It really is amazing how our priorities change as we navigate the various stages of development in life. When we were babies, our main priorities were keeping our bodies warm, getting milk or formula into our bodies, and staying close to mother so she could protect us and keep us safe. When we were two, we wanted to become our own person and make all the decisions important to us. When we were three, we wanted to do things our way, initiate activities. When we grew old enough to go outdoors and hang with kids from the neighborhood, our priority was to play, to find out who we were in our connections with others. After that, we focused on being productive, doing ok in school, and finding some way to distinguish ourselves from the rest of those around us. In junior high, we focused on making sense of our bodies, our thoughts, our emotions, our sexual identity, and exploring our connections with others. As time passed, our focus changed to finding or creating plans for the future: finding a job to meet the needs we felt were important to us., deciding on a career for ourselves, establishing our own identity separate from our parents and friends.
In our twenties, we focused on having fun, improving our work-related skills, finding someone to love and be loved by, solidifying who we believed ourselves to be, and finding friends to socialize with. We learned more about intimacy and the sacrifices it demanded from us. We focused on whether to have children or to invest more in our careers. In our thirties, we narrowed our priorities down to making money, establishing a name for ourselves in a career, and meeting the needs of family.
In our forties and fifties, we focused on just surviving from the mistakes we made, the disappointments that came from loving too much and too little. We learned that children separated from us and made their own way into the world, and sometimes we were left in their excitement to make their mark in life.
In our sixties, we focused on surviving all the losses that had accumulated over the years. We found that children move, sometimes far away, and that careers don’t last forever, and that we were not as irreplaceable as we had thought. We focused on surviving the loss of a job, a routine, our emotional needs being met in a career we loved. We learned that death comes, old age happens to us, and serious illness can become a reality. We learned that friends die, even the ones we thought would live forever.

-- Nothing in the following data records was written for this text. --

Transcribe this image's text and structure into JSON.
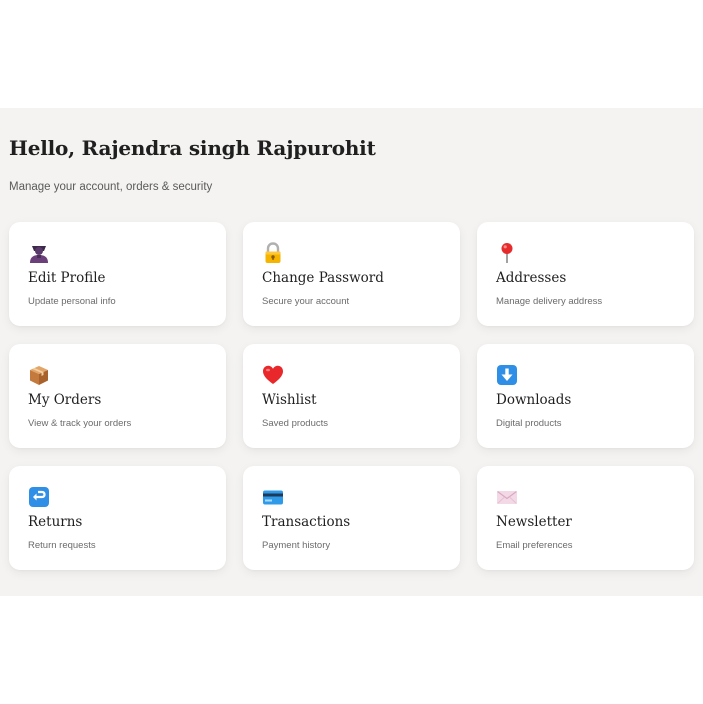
{
  "header": {
    "greeting": "Hello, Rajendra singh Rajpurohit",
    "subtitle": "Manage your account, orders & security"
  },
  "cards": [
    {
      "title": "Edit Profile",
      "desc": "Update personal info",
      "icon": "user-silhouette-icon"
    },
    {
      "title": "Change Password",
      "desc": "Secure your account",
      "icon": "lock-icon"
    },
    {
      "title": "Addresses",
      "desc": "Manage delivery address",
      "icon": "map-pin-icon"
    },
    {
      "title": "My Orders",
      "desc": "View & track your orders",
      "icon": "package-icon"
    },
    {
      "title": "Wishlist",
      "desc": "Saved products",
      "icon": "heart-icon"
    },
    {
      "title": "Downloads",
      "desc": "Digital products",
      "icon": "download-arrow-icon"
    },
    {
      "title": "Returns",
      "desc": "Return requests",
      "icon": "return-arrow-icon"
    },
    {
      "title": "Transactions",
      "desc": "Payment history",
      "icon": "credit-card-icon"
    },
    {
      "title": "Newsletter",
      "desc": "Email preferences",
      "icon": "envelope-icon"
    }
  ],
  "colors": {
    "panel_background": "#f4f3f1",
    "card_background": "#ffffff",
    "title_text": "#1f1f1f",
    "muted_text": "#6b6b6b"
  }
}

As we grow older, we realize that we wasted so much time on priorities. In our youth, we failed to see what really matters. Careers end. Jobs don’t last forever. Success and looks fade. Status and money can be lost in a day. Homes can be foreclosed upon and good health can change in a moment. It is when, the people we love the most die, that the light comes on and enlightenment occurs. We live and we die for people. What really matters is “who our hearts beat for.” The people we connect with is what matters in this world. People we share stories with, share our innermost thoughts and dreams with, and people who touch our hearts and hands with love. As we age, our memories are filled with people we have loved. When we die, our last thoughts will be of those who gave to us and cared for us. People, really do matter.